Located 37 km east of the Shakespeare Project, Crean Hill operated during three separate periods, from 1906 to 2002, with past production totaling 20.3 million metric tons (mt) grading 1.3% nickel, 1.1% copper, 1.6 g/mt PGM (and gold). It has significant existing infrastructure including a 4,000 ft shaft. The deposit was originally discovered by Sir Francis Charles Crean in 1885. In 2018, subsequent to the mine closing, Lonmin Canada entered into an agreement with Vale Canada Ltd. regarding the transfer and development of the Denison Project and Crean Hill.

Magna is an exploration and development company focused on nickel, copper and PGM projects in the Sudbury Basin. Its flagship asset is the past producing Shakespeare mine, which has major permits for the construction of a 4,500 mt/d open-pit mine, processing plant and tailings storage facility and is surrounded by a contiguous 180 km2 prospective land package. Magna believes the Denison Project has potential to provide feed to extend the life of the Shakespeare mine or operate in the near-term through toll milling or a combination of both.

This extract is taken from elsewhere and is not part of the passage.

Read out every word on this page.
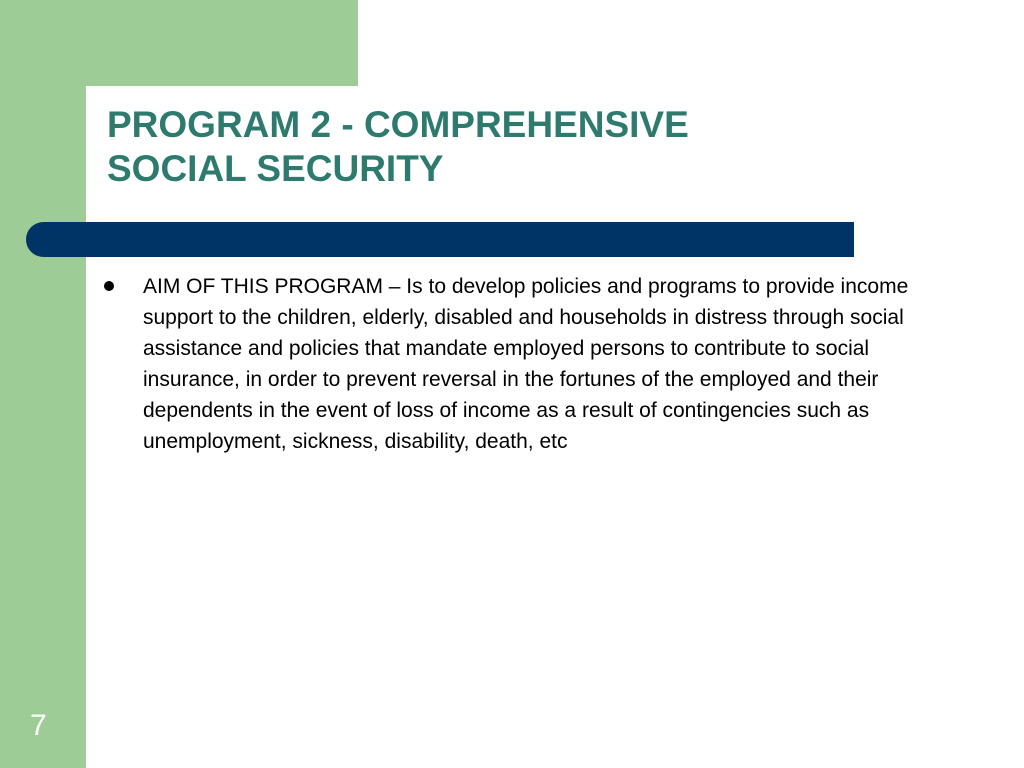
PROGRAM 2 - COMPREHENSIVE
SOCIAL SECURITY
AIM OF THIS PROGRAM – Is to develop policies and programs to provide income support to the children, elderly, disabled and households in distress through social assistance and policies that mandate employed persons to contribute to social insurance, in order to prevent reversal in the fortunes of the employed and their dependents in the event of loss of income as a result of contingencies such as unemployment, sickness, disability, death, etc
7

Magna Mining entered the agreement with Lonmin Canada and its current shareholders, Sibanye UK Ltd., Wallbridge Mining Co. Ltd. and certain other minority shareholders, also known as the vendors. The aggregate purchase price for the outstanding shares of Lonmin Canada is $16 million, comprised of a closing payment of $13 million in cash and a deferred payment of $3 million, payable pro rata to the vendors. The deferred payment is payable on or before the 12-month anniversary of the closing of the acquisition.

The company will inherit Lonmin Canada’s existing commercial arrangements with Vale, including access rights and a net smelter return royalty. Certain other arrangements including Lonmin Canada’s joint venture arrangements with Wallbridge will terminate concurrently with the closing. To fund the cash component of the purchase price, as well as ongoing exploration and development activities at the Denison Project, Magna is proposing to undertake a private placement of up to $20 million in subscription receipts.